High income households with 1-2 people spend less on cheese. 4 person households are complete opposites for soft drink spending, so there is room for growth in high income to spend more on soft drinks.

Summary

This analysis uncovered areas to increase revenue through targeted marketing based on existing spending habits and where there is over/under-indexing for different demographics. These areas include soft drinks and fluid milk among high-income customers as well as beef for 55-64 year olds, and cheese for young, high-income customers.

Recommendations

I recommend a premium soft drink marketing campaign to reach the high-income demographic based on their current low index. This can include sparkling water and premium sodas. I also recommend organic or locally sourced milk promotions for high-income customers.

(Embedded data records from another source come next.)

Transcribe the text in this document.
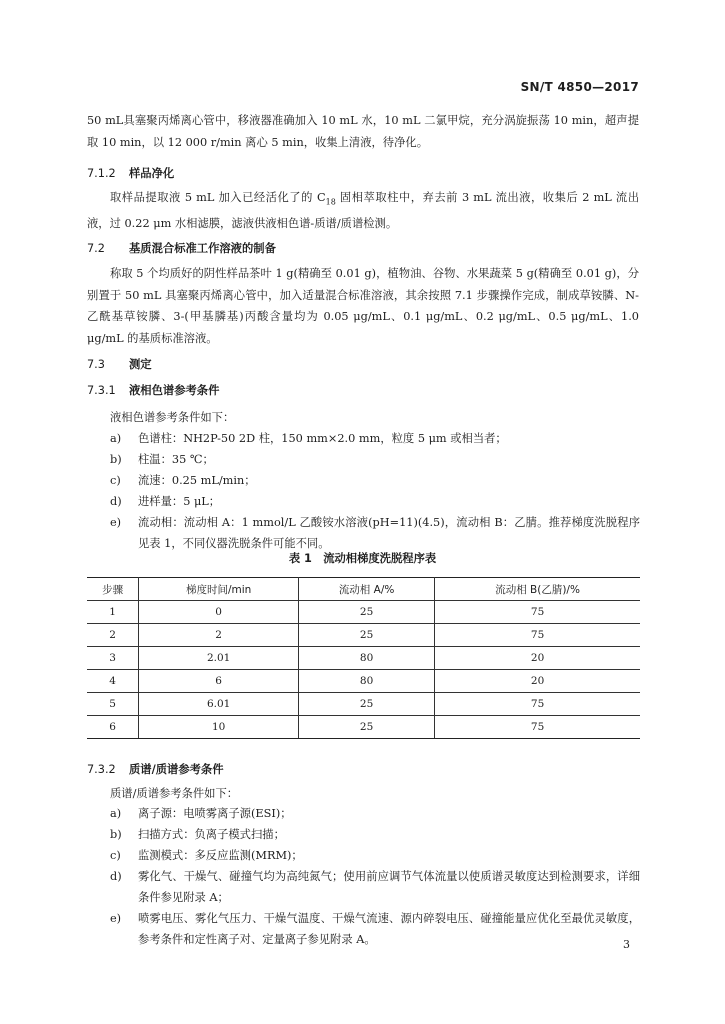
SN/T 4850—2017

50 mL具塞聚丙烯离心管中，移液器准确加入 10 mL 水，10 mL 二氯甲烷，充分涡旋振荡 10 min，超声提取 10 min，以 12 000 r/min 离心 5 min，收集上清液，待净化。

7.1.2 样品净化

取样品提取液 5 mL 加入已经活化了的 $C_{18}$ 固相萃取柱中，弃去前 3 mL 流出液，收集后 2 mL 流出液，过 0.22 μm 水相滤膜，滤液供液相色谱-质谱/质谱检测。

7.2 基质混合标准工作溶液的制备

称取 5 个均质好的阴性样品茶叶 1 g(精确至 0.01 g)，植物油、谷物、水果蔬菜 5 g(精确至 0.01 g)，分别置于 50 mL 具塞聚丙烯离心管中，加入适量混合标准溶液，其余按照 7.1 步骤操作完成，制成草铵膦、N-乙酰基草铵膦、3-(甲基膦基)丙酸含量均为 0.05 μg/mL、0.1 μg/mL、0.2 μg/mL、0.5 μg/mL、1.0 μg/mL 的基质标准溶液。

7.3 测定
7.3.1 液相色谱参考条件

液相色谱参考条件如下：

a)	色谱柱：NH2P-50 2D 柱，150 mm×2.0 mm，粒度 5 μm 或相当者；
b)	柱温：35 ℃；
c)	流速：0.25 mL/min；
d)	进样量：5 μL；
e)	流动相：流动相 A：1 mmol/L 乙酸铵水溶液(pH=11)(4.5)，流动相 B：乙腈。推荐梯度洗脱程序见表 1，不同仪器洗脱条件可能不同。

表 1　流动相梯度洗脱程序表

步骤	梯度时间/min	流动相 A/%	流动相 B(乙腈)/%
1	0	25	75
2	2	25	75
3	2.01	80	20
4	6	80	20
5	6.01	25	75
6	10	25	75
7.3.2 质谱/质谱参考条件

质谱/质谱参考条件如下：

a)	离子源：电喷雾离子源(ESI)；
b)	扫描方式：负离子模式扫描；
c)	监测模式：多反应监测(MRM)；
d)	雾化气、干燥气、碰撞气均为高纯氮气；使用前应调节气体流量以使质谱灵敏度达到检测要求，详细条件参见附录 A；
e)	喷雾电压、雾化气压力、干燥气温度、干燥气流速、源内碎裂电压、碰撞能量应优化至最优灵敏度，参考条件和定性离子对、定量离子参见附录 A。	3
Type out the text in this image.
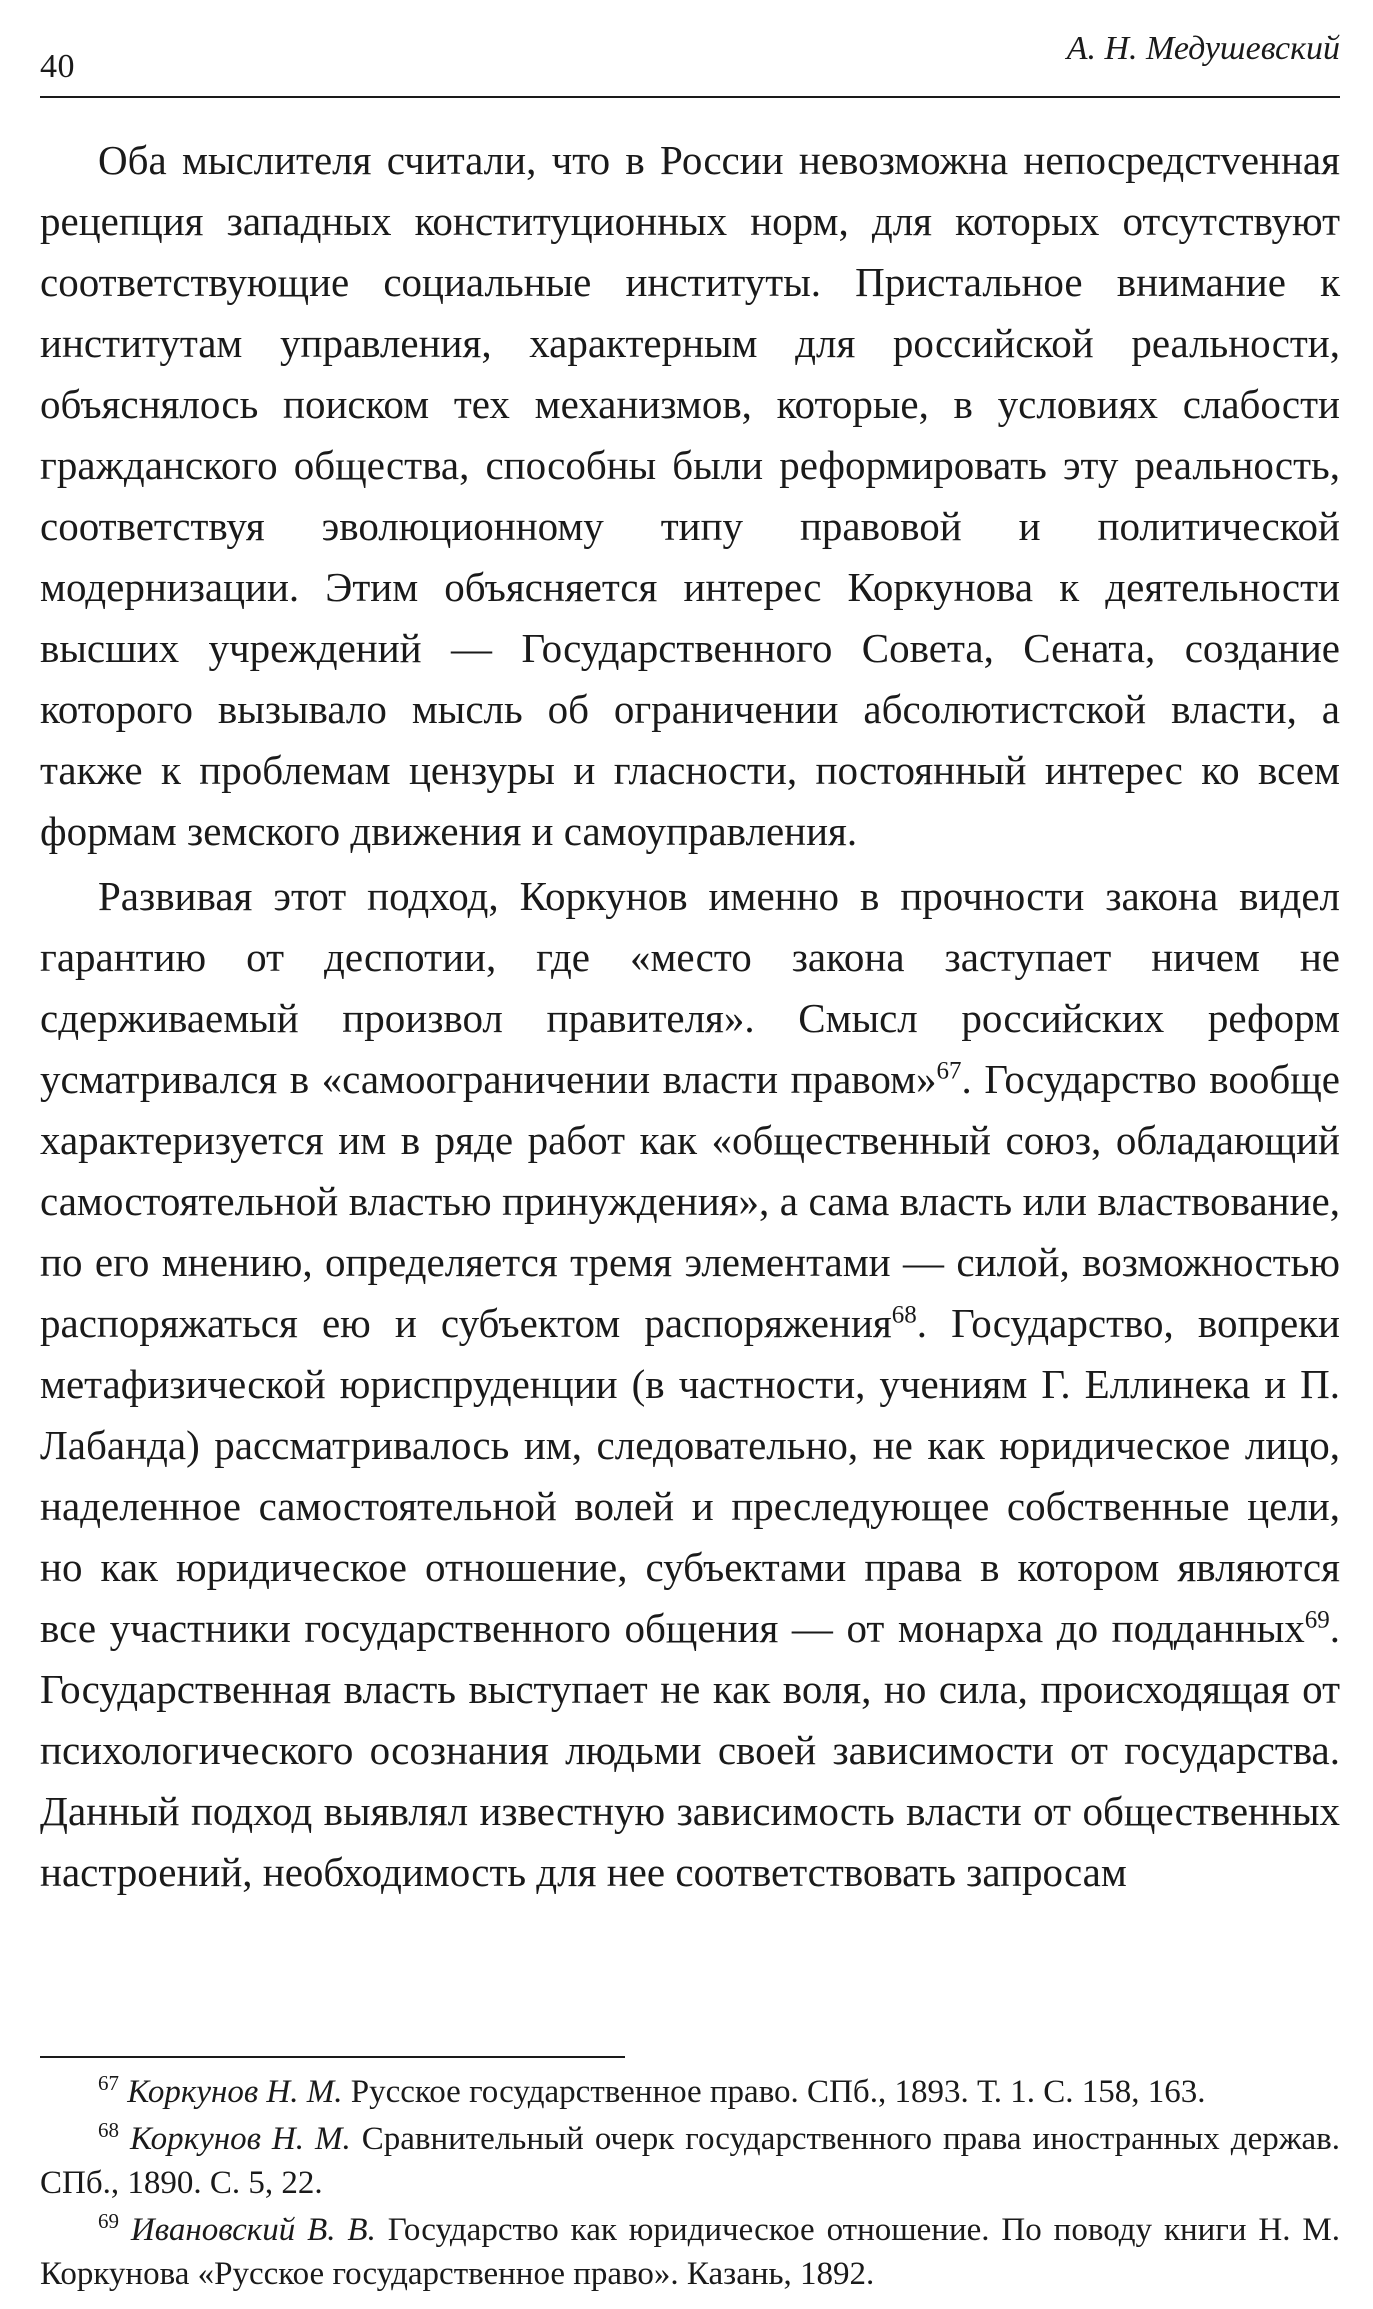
40	А. Н. Медушевский

Оба мыслителя считали, что в России невозможна непосредстvенная рецепция западных конституционных норм, для которых отсутствуют соответствующие социальные институты. Пристальное внимание к институтам управления, характерным для российской реальности, объяснялось поиском тех механизмов, которые, в условиях слабости гражданского общества, способны были реформировать эту реальность, соответствуя эволюционному типу правовой и политической модернизации. Этим объясняется интерес Коркунова к деятельности высших учреждений — Государственного Совета, Сената, создание которого вызывало мысль об ограничении абсолютистской власти, а также к проблемам цензуры и гласности, постоянный интерес ко всем формам земского движения и самоуправления.

Развивая этот подход, Коркунов именно в прочности закона видел гарантию от деспотии, где «место закона заступает ничем не сдерживаемый произвол правителя». Смысл российских реформ усматривался в «самоограничении власти правом»$^{67}$. Государство вообще характеризуется им в ряде работ как «общественный союз, обладающий самостоятельной властью принуждения», а сама власть или властвование, по его мнению, определяется тремя элементами — силой, возможностью распоряжаться ею и субъектом распоряжения$^{68}$. Государство, вопреки метафизической юриспруденции (в частности, учениям Г. Еллинека и П. Лабанда) рассматривалось им, следовательно, не как юридическое лицо, наделенное самостоятельной волей и преследующее собственные цели, но как юридическое отношение, субъектами права в котором являются все участники государственного общения — от монарха до подданных$^{69}$. Государственная власть выступает не как воля, но сила, происходящая от психологического осознания людьми своей зависимости от государства. Данный подход выявлял известную зависимость власти от общественных настроений, необходимость для нее соответствовать запросам

$^{67}$ Коркунов Н. М. Русское государственное право. СПб., 1893. Т. 1. С. 158, 163.

$^{68}$ Коркунов Н. М. Сравнительный очерк государственного права иностранных держав. СПб., 1890. С. 5, 22.

$^{69}$ Ивановский В. В. Государство как юридическое отношение. По поводу книги Н. М. Коркунова «Русское государственное право». Казань, 1892.
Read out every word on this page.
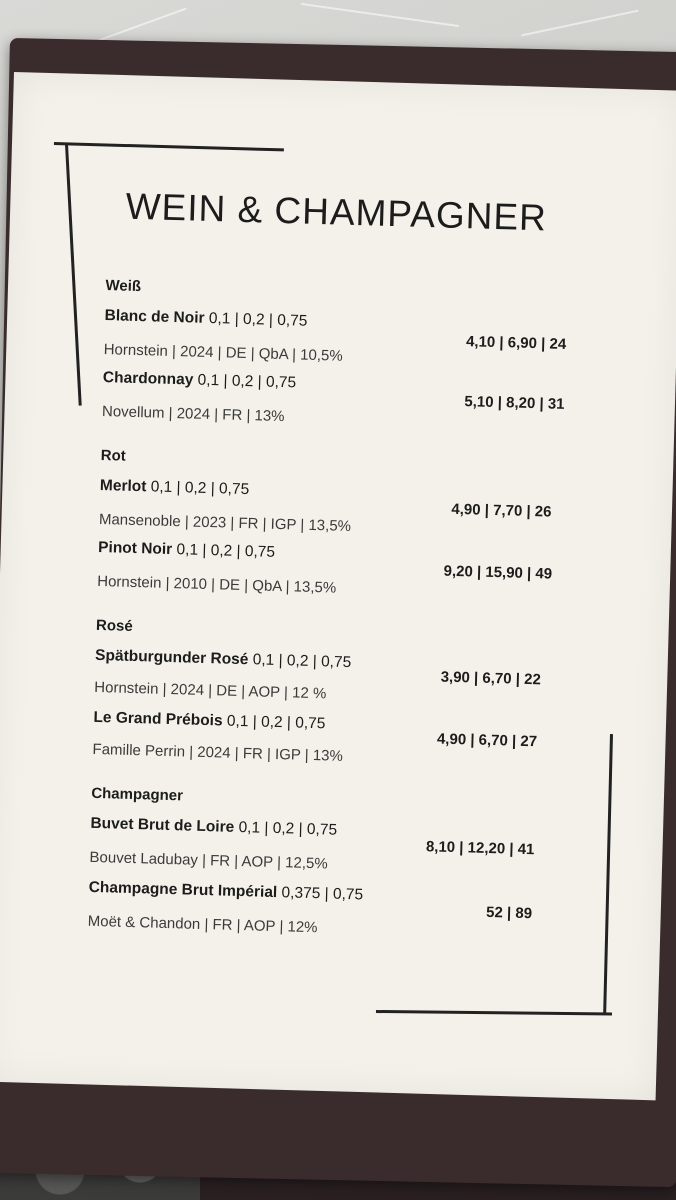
WEIN & CHAMPAGNER
Weiß
Blanc de Noir 0,1 | 0,2 | 0,75
4,10 | 6,90 | 24
Hornstein | 2024 | DE | QbA | 10,5%
Chardonnay 0,1 | 0,2 | 0,75
5,10 | 8,20 | 31
Novellum | 2024 | FR | 13%
Rot
Merlot 0,1 | 0,2 | 0,75
4,90 | 7,70 | 26
Mansenoble | 2023 | FR | IGP | 13,5%
Pinot Noir 0,1 | 0,2 | 0,75
9,20 | 15,90 | 49
Hornstein | 2010 | DE | QbA | 13,5%
Rosé
Spätburgunder Rosé 0,1 | 0,2 | 0,75
3,90 | 6,70 | 22
Hornstein | 2024 | DE | AOP | 12 %
Le Grand Prébois 0,1 | 0,2 | 0,75
4,90 | 6,70 | 27
Famille Perrin | 2024 | FR | IGP | 13%
Champagner
Buvet Brut de Loire 0,1 | 0,2 | 0,75
8,10 | 12,20 | 41
Bouvet Ladubay | FR | AOP | 12,5%
Champagne Brut Impérial 0,375 | 0,75
52 | 89
Moët & Chandon | FR | AOP | 12%
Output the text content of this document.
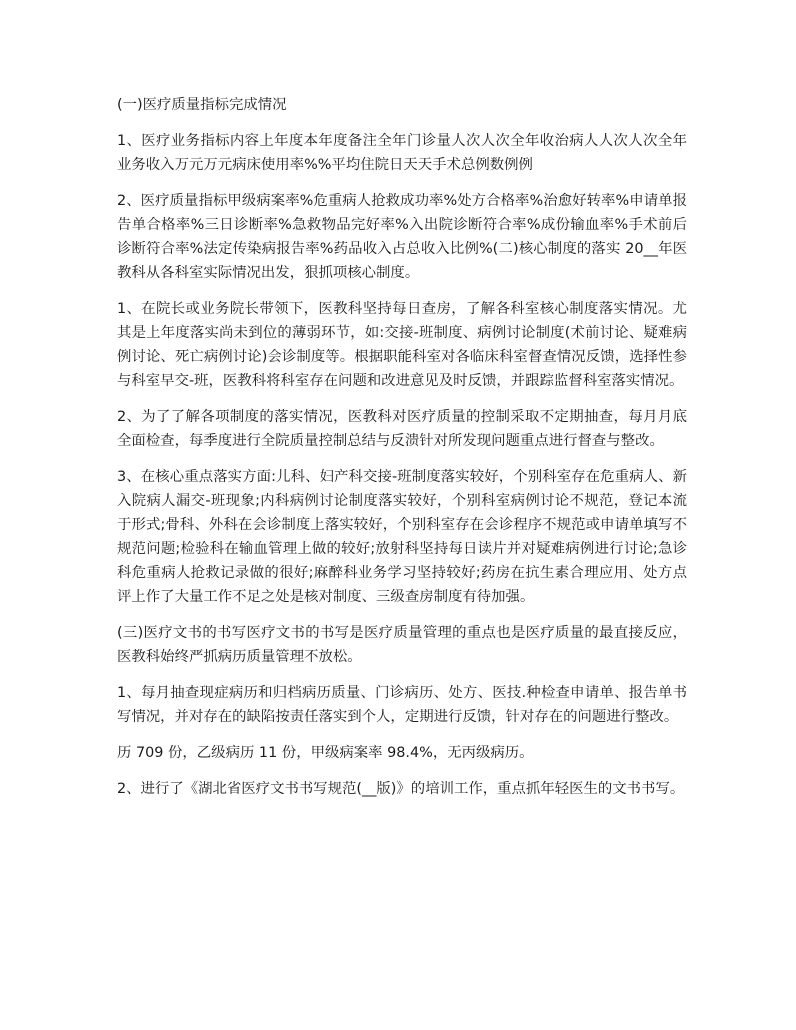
(一)医疗质量指标完成情况

1、医疗业务指标内容上年度本年度备注全年门诊量人次人次全年收治病人人次人次全年业务收入万元万元病床使用率%%平均住院日天天手术总例数例例

2、医疗质量指标甲级病案率%危重病人抢救成功率%处方合格率%治愈好转率%申请单报告单合格率%三日诊断率%急救物品完好率%入出院诊断符合率%成份输血率%手术前后诊断符合率%法定传染病报告率%药品收入占总收入比例%(二)核心制度的落实 20__年医教科从各科室实际情况出发，狠抓项核心制度。

1、在院长或业务院长带领下，医教科坚持每日查房，了解各科室核心制度落实情况。尤其是上年度落实尚未到位的薄弱环节，如:交接-班制度、病例讨论制度(术前讨论、疑难病例讨论、死亡病例讨论)会诊制度等。根据职能科室对各临床科室督查情况反馈，选择性参与科室早交-班，医教科将科室存在问题和改进意见及时反馈，并跟踪监督科室落实情况。

2、为了了解各项制度的落实情况，医教科对医疗质量的控制采取不定期抽查，每月月底全面检查，每季度进行全院质量控制总结与反溃针对所发现问题重点进行督查与整改。

3、在核心重点落实方面:儿科、妇产科交接-班制度落实较好，个别科室存在危重病人、新入院病人漏交-班现象;内科病例讨论制度落实较好，个别科室病例讨论不规范，登记本流于形式;骨科、外科在会诊制度上落实较好，个别科室存在会诊程序不规范或申请单填写不规范问题;检验科在输血管理上做的较好;放射科坚持每日读片并对疑难病例进行讨论;急诊科危重病人抢救记录做的很好;麻醉科业务学习坚持较好;药房在抗生素合理应用、处方点评上作了大量工作不足之处是核对制度、三级查房制度有待加强。

(三)医疗文书的书写医疗文书的书写是医疗质量管理的重点也是医疗质量的最直接反应，医教科始终严抓病历质量管理不放松。

1、每月抽查现症病历和归档病历质量、门诊病历、处方、医技.种检查申请单、报告单书写情况，并对存在的缺陷按责任落实到个人，定期进行反馈，针对存在的问题进行整改。

历 709 份，乙级病历 11 份，甲级病案率 98.4%，无丙级病历。

2、进行了《湖北省医疗文书书写规范(__版)》的培训工作，重点抓年轻医生的文书书写。
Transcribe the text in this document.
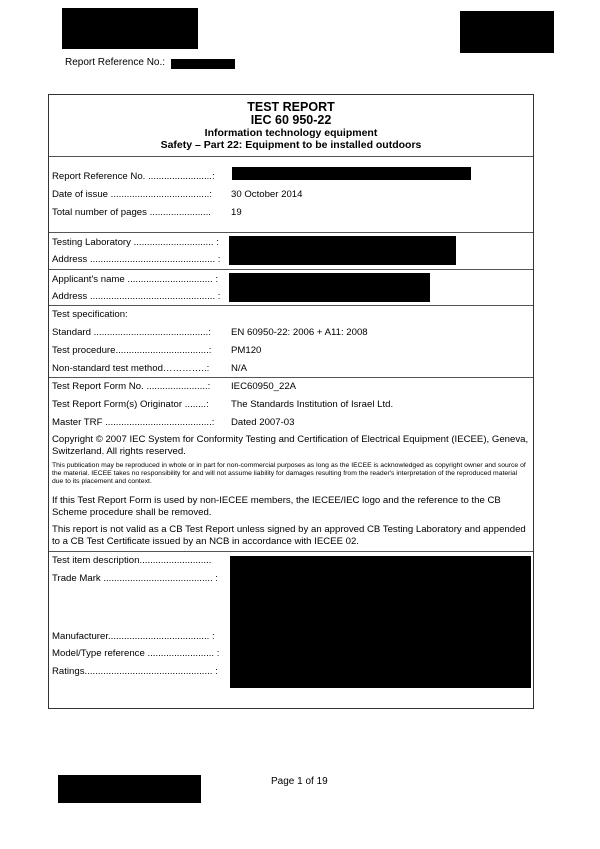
Report Reference No.:
TEST REPORT
IEC 60 950-22
Information technology equipment
Safety – Part 22: Equipment to be installed outdoors
Report Reference No. ........................:
Date of issue .....................................: 30 October 2014
Total number of pages ....................... 19
Testing Laboratory .............................. :
Address ............................................... :
Applicant's name ................................ :
Address ............................................... :
Test specification:
Standard ...........................................: EN 60950-22: 2006 + A11: 2008
Test procedure...................................: PM120
Non-standard test method…………..: N/A
Test Report Form No. .......................: IEC60950_22A
Test Report Form(s) Originator ........: The Standards Institution of Israel Ltd.
Master TRF ........................................: Dated 2007-03
Copyright © 2007 IEC System for Conformity Testing and Certification of Electrical Equipment (IECEE), Geneva, Switzerland. All rights reserved.
This publication may be reproduced in whole or in part for non-commercial purposes as long as the IECEE is acknowledged as copyright owner and source of the material. IECEE takes no responsibility for and will not assume liability for damages resulting from the reader's interpretation of the reproduced material due to its placement and context.
If this Test Report Form is used by non-IECEE members, the IECEE/IEC logo and the reference to the CB Scheme procedure shall be removed.
This report is not valid as a CB Test Report unless signed by an approved CB Testing Laboratory and appended to a CB Test Certificate issued by an NCB in accordance with IECEE 02.
Test item description...........................
Trade Mark ......................................... :
Manufacturer...................................... :
Model/Type reference ......................... :
Ratings................................................ :
Page 1 of 19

For upper-income, 55-64 year olds, there should be a focus on premium beef/quality cuts since they spend significantly more in that category. To target the young, high-income individuals, there should be cheese promotions focused on quality cheese and pairing guides. To reach single person households in the bag snacks and cheese categories, there should be a promotion for convenient, single serve options. For large households of 4+ people, soft drinks should be the foucs with promotions on large quantity value packs to grow sales from high-income households.

Limitations

Some limitations in this analysis include the data being older and not covering a long time period. Using an index could shows relative comparison, but does not show full purchasing power. Price sensitivity is also a variable not considered in this analysis.